21.学力試験(結果)
学園に入学してから1月。
GWが明けたと思えば学力テストがあって今日はその結果が貼り出されていた。
掲示板いっぱいに1位から最下位まで。
「この学園は試験結果をフルオープンにするんだな」
「生徒の競争心を高める為だそうだが意味あるか?」
「どうでしょうね。
あと試験のランキングによってあだ名が付いたりもするそうですよ」
「好きだねぇ。この学園はそういうの」
何かある度にあだ名を付けたがってるようにも思える。
そこまでする意図はなんなのだろうか。
まぁ、上が考える事なんて大抵しょうもないことだけど。
少なくとも直接俺達に何かを強制してくるまでは気にしなくても良いだろう。
「あ、そういえば試験があったからかここ最近はようやく静かになったな」
「例の呼び出しか?」
「そうそう」
「4月中だけで4回もありましたからねぇ。どれも穏便にお帰り頂いた訳ですけど」
「穏便……まあ病院に搬送された人は居なかったみたいだし、逆恨みされている様子もないからそう表現してもいっか」
事ある毎に「村人Aらしくしろ」なんて言ってくる先輩が居たけれど、5月に入ってからはぱったり止まった。

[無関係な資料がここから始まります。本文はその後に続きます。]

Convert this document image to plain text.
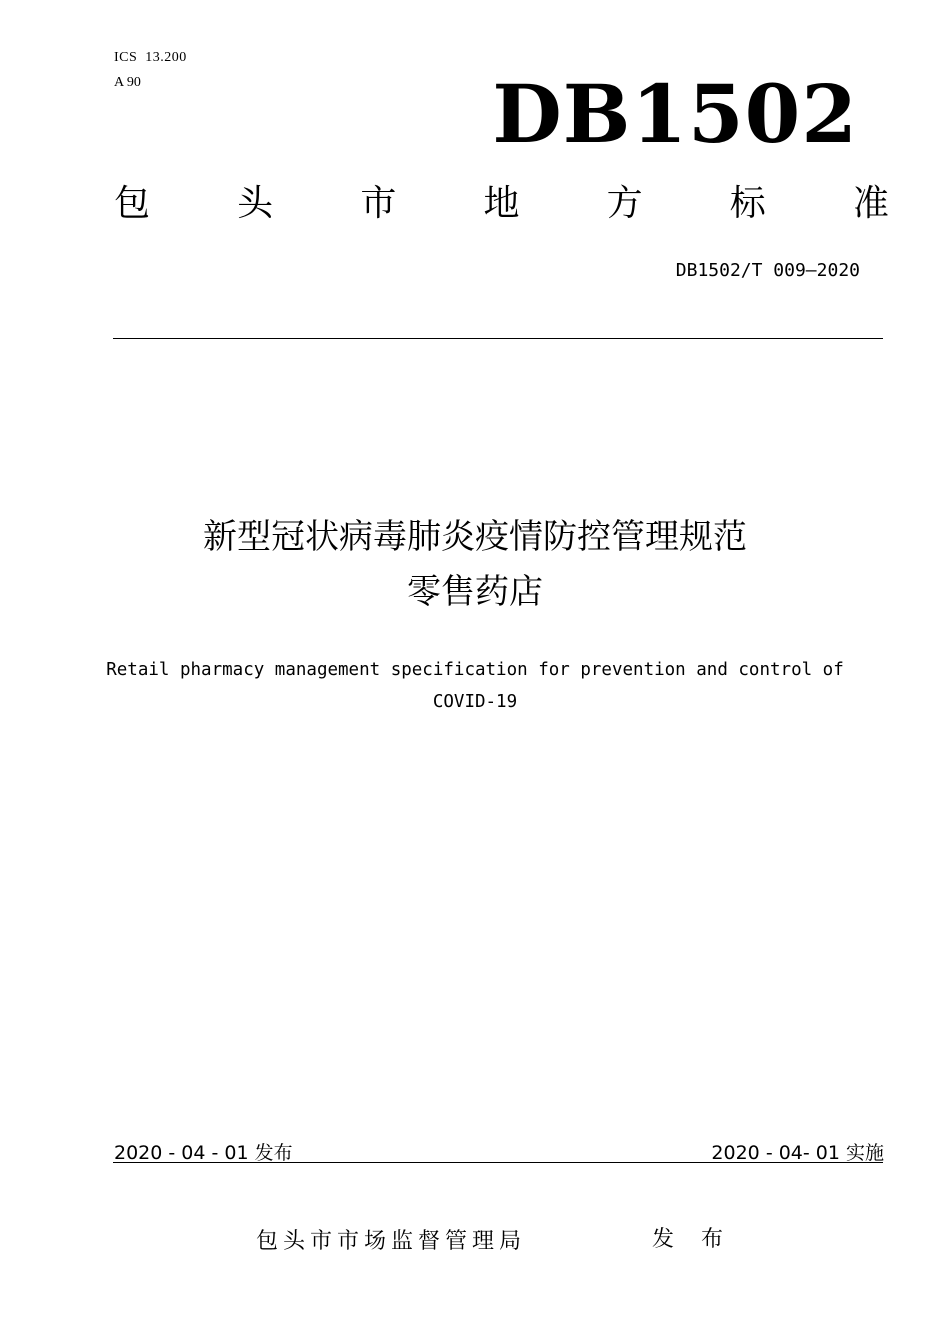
ICS  13.200
A 90	DB1502
包 头 市 地 方 标 准
DB1502/T 009—2020
新型冠状病毒肺炎疫情防控管理规范
零售药店
Retail pharmacy management specification for prevention and control of
COVID-19
2020 - 04 - 01 发布	2020 - 04- 01 实施
包头市市场监督管理局	发 布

まあ今でも藤白や有名人と馴れ馴れしくしていると鋭い目線を向けられることはあるけど、それなら藤白に告白しにいってついでに撃沈している奴らは良いのかと思ったらそちらは良いらしい。
「姫様の魅力に惹かれてしまうのは男子として仕方のない事だ。
それにそうして多くの男子から告白されたという実績が姫様の評価に繋がる。
お前か?お前は村人Aだろう。村人Aが姫様に告白して良い訳がない」
いったい何の評価だというのか。俺だったらそんな評価はいらないな。
あと後半は村人に対する差別だと思う。
別に今のところ彼女に告白したいとは思っていないから良いんだが。
ま、それより今は試験の結果か。
総合成績の上位に俺達の名前は残念ながら無い。
1クラス36人の6クラス、計216人が1学年に居る訳だがその中で俺は48位。
特別良くは無いが悪くも無い中の上ってところだ。
庸一はスポーツの方が得意とは言え別段頭が悪い訳でもないので120位。
ハルは得意不得意がはっきりしてるせいで平均点は低め。結果131位。
「ま、こんなもんだろうな」
「だな」
「僕も化学と古典はほぼ満点だったので文句なしです。
それよりもあれが気になりませんか?」
そう言いながらハルが指差したのは藤白の名前だ。
なんと堂々の1位の座を獲得していた。
こりゃまた藤白の周りは賑やかになるな。
「っと、噂をすれば藤白が来た」
「すげぇ。人垣が左右に割れたぞ」
「まさに姫様のおなりって感じですね」
「まあ本人は嬉しく無さそうだけどな」
藤白は苦笑を浮かべつつも「みなさん、ありがとうございます」なんて優等生な笑顔を浮かべつつ順位表をじっと眺めていた。
……ふむ。自分の順位だけなら先に答案も帰ってきているし何位かはすぐに分かりそうなものだけど、誰かの名前を探しているんだろうか。
その視線が50位くらいに向けられたところで、ふと振り返りなぜか目が合った。
(まさか俺の名前を探してた?)
そう思うのは自意識過剰か。
今もここには多くの生徒でごった返しているし偶然だよな。
ただ振り返ったことで藤白が順位表を見終えたと周りが判断したんだろう。
それまで我慢していたお祝いの言葉がライスシャワーのように藤白に浴びせられた。
「おめでとうございます、姫様!」
「さすが姫様です」
「天は二物を与えたというのはまさにこの事ですね」
「あはは、ありがとうございます。皆さん」
更にそこに試験の成績は学年7位だけど有名度で言えばトップと言っても過言ではない男子がやって来た。
「学年1位おめでとうございます。姫様」
「ありがとうございます。あなたは確かA組の聖さんでしたか」
「はい。聖騎士の聖です。顔を覚えて頂けていて光栄です」
「あの入学式の挨拶は衝撃的でしたからね」
そうだなぁ。
突然「僕は聖騎士になります」だもんな。
この学園じゃなければまだ中二病を患っているのかと思う所だ。
でもこいつの凄いところは有言実行だとばかりに常に背筋を伸ばして本当の騎士かと言いたくなる程かっちりと行動しているところだ。
まあ若干頭も硬そうなのが心配ではあるけど。
その聖は胸に腕を当てて敬礼のようなポーズを取った。
「姫様。今回は負けてしまいましたが次の年末考査では必ず僕が1位になってみせます。そしたら……」
と何かを言いかけたところで再び人垣が割れて現れたのは、俺達の学年で5本の指に入る有名人の『紅の王子』だった。